Jadi kalau mengutip kata-kata Pak Rahmad (Bukankah kata “peduli” sebaiknya dipraktikkan secara nyata supaya peduli tak sekedar slogan”bilangnya) artinya Pak Rahmad mengatakan Pemerintah atau Lembaga-lembaga yang dapat duit dari APBD dan GF selama ini hanya punya slogan saja , bukan peduli. Benarkah Pak Rahmad?
Alinea berikutnya
Berdasarkan factor resiko HIV AIDS menurut Rahmad, estimasi kalangan IDU sebetulnya sudah banyak melakukan tes HIV, bahkan cukup banyak yang sudah meninggal. Bagi kalangan IDU yang tergolong baru, mereka masih enggan memeriksakan diri. Ini merupakan PR besar bagi para aktifis LSM yang focus terhadap penanganan HIV AIDS di Sumut. Apalagi berdasarkan data kunjungan diKlinik VCT Pusyansus RSUPH Adam Malik Medan, belum begitu banyak kalangan IDU yang memeriksakan diri.
Komentar saya:
Emang masih ada IDU baru? Berapa jumlahnya yang baru? Lagi-lagi Pak Rahmad tidak paham situasi di lapangan. Hari gini ngomongin IDU baru? Kemudian ini jadi PR LSM? Apa gak salah nih, ini jadi PR nya pemerintah Pak! Siapa Pemerintah? Ya Bapak/Ibu yang selama ini digaji pake duitnya rakyat.itulah DINKES, KPA termasuk Pak Rahmad juga kan digaji pake duit rakyat kan, jadi harus kerja maksimal untuk melayani rakyat dong! Kasihan tuh rakyat udah bayarin gaji bapak /ibu kalo kerjanya meles-malesan. Kalo gak percaya baca deh UU Kesehatan 36/2010, Inpres No.3 tahun 2010, Strategi dan rencana aksi nasional penanggulangan HIV dan AIDS tahun 2010 - 2014 (lampiran peraturan menteri koordinator kesejahteraan rakyat selaku ketua komisi penanggulangan aids nasional nomor 08/per/menko/kesra/i/2010). Gmana Pak Rahmad, udah paham?

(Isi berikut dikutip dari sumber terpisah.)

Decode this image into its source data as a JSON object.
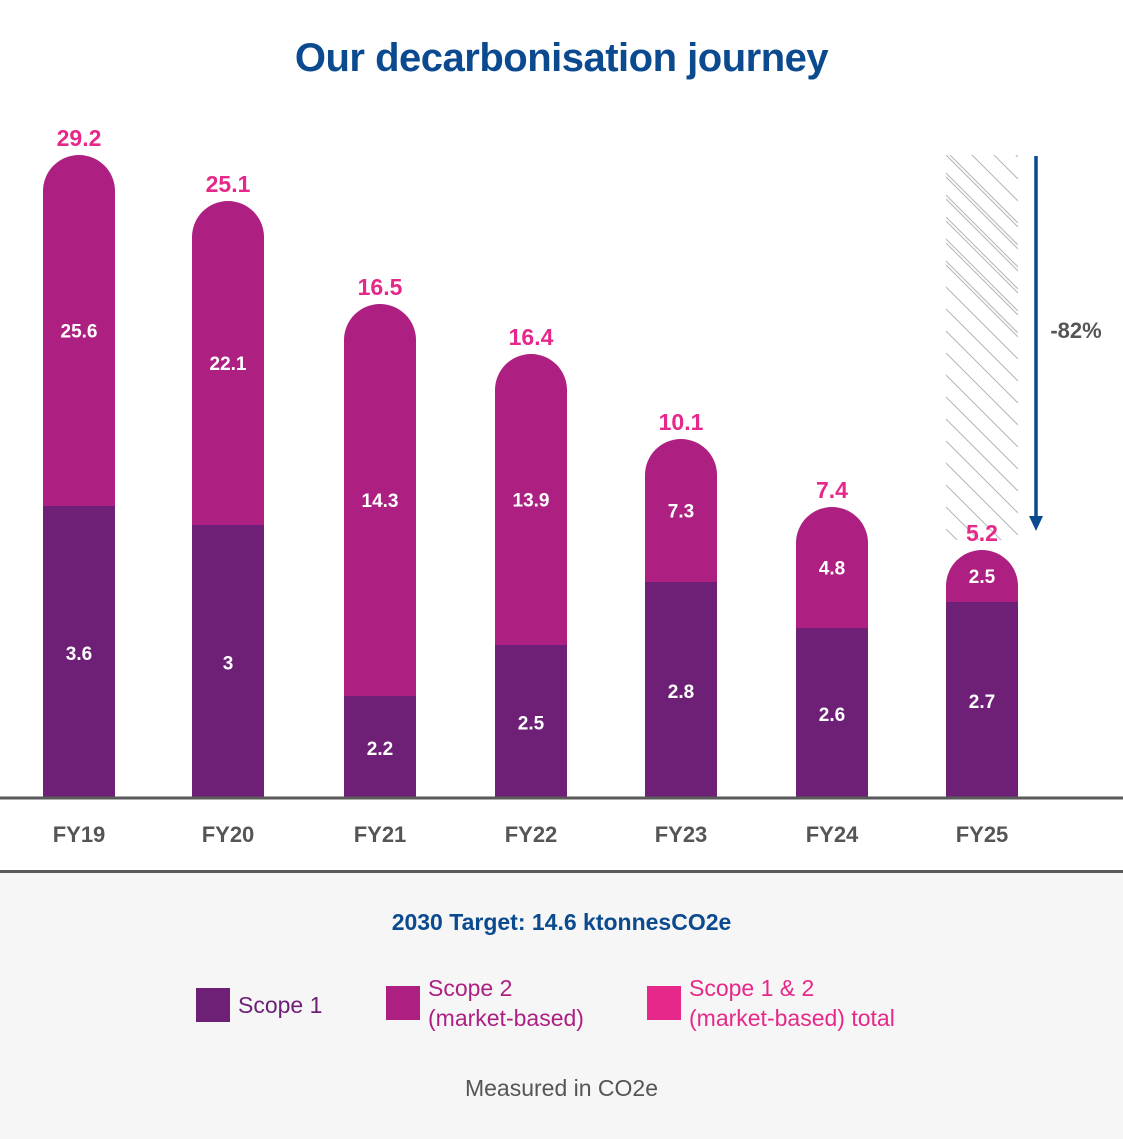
{
  "chart_data": {
    "type": "bar",
    "stacked": true,
    "title": "Our decarbonisation journey",
    "categories": [
      "FY19",
      "FY20",
      "FY21",
      "FY22",
      "FY23",
      "FY24",
      "FY25"
    ],
    "series": [
      {
        "name": "Scope 1",
        "values": [
          3.6,
          3,
          2.2,
          2.5,
          2.8,
          2.6,
          2.7
        ],
        "color": "#6e2077"
      },
      {
        "name": "Scope 2 (market-based)",
        "values": [
          25.6,
          22.1,
          14.3,
          13.9,
          7.3,
          4.8,
          2.5
        ],
        "color": "#ae1f82"
      }
    ],
    "totals": {
      "name": "Scope 1 & 2 (market-based) total",
      "values": [
        29.2,
        25.1,
        16.5,
        16.4,
        10.1,
        7.4,
        5.2
      ],
      "color": "#e6288a"
    },
    "annotation": {
      "text": "-82%",
      "arrow_color": "#0b4a8f"
    },
    "grid": false,
    "legend_placement": "bottom"
  },
  "target": "2030 Target: 14.6 ktonnesCO2e",
  "legend": {
    "scope1": "Scope 1",
    "scope2_line1": "Scope 2",
    "scope2_line2": "(market-based)",
    "total_line1": "Scope 1 & 2",
    "total_line2": "(market-based) total"
  },
  "unit_note": "Measured in CO2e"
}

Kemudian…Pak Rahmad bilang…
Klinik VCT Pusyansus RSUPH Adam Malik tetap mengikuti program Nasional, dimana konseling testing HIV AIDS tidak dipungut bayaran. Termasuk obat yang diberikan Cuma-Cuma (gratis). Juga tidak membebankan biaya kepada pasien yang memeriksakan tes CD4 tak terkecuali pemberian obat ARV.
Komentar:
Informasiyang disampaikan Pak Rahmad menyesatkan! Apanya yang gratis? Kalo tes HIV, ARV ya jelas itu sudah dibayar pake uangnya rakyat juga. Tapi kata-kata gratis itu pembohongan public. Coba kita datang ke Pusyansus Adam Malik untuk mengambil ARV, dipastikan kita bayar Rp 26.500 untuk setiap pengambilan obat.Jadi kalo sebulan 2 kali mengambil obat ya kita bayar Rp.53.000/bulan. Kalo setahun biayanya jadi Rp.636.000. So, apa betul tuh gratis???

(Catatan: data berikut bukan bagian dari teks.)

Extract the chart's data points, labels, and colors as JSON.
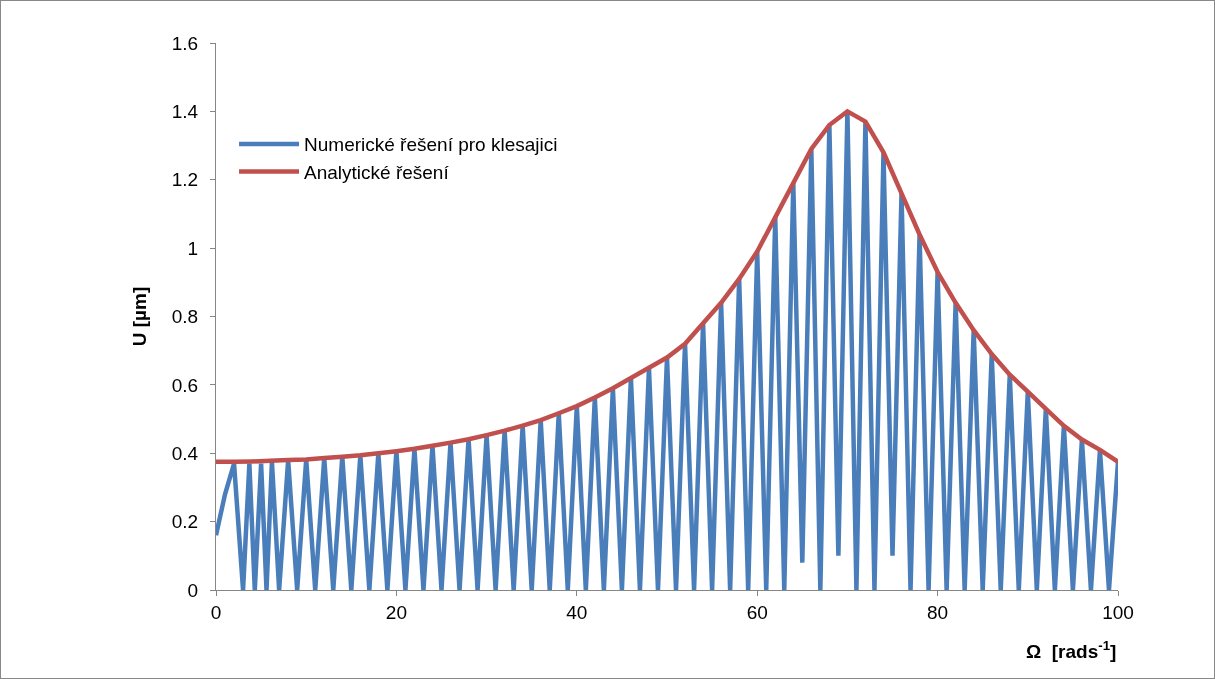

CD4 gratis juga? Infonya perlu ditambah, yang gratis itu hanya tes CD4 yang pertama saja. Buat yang kedua dan seterusnya ya tetap harus bayar. Kan ODHA tes CD4 nya tidak cukup hanya 1 kali saja Pak, mereka butuh tes minimal 2 kali dalam setahun.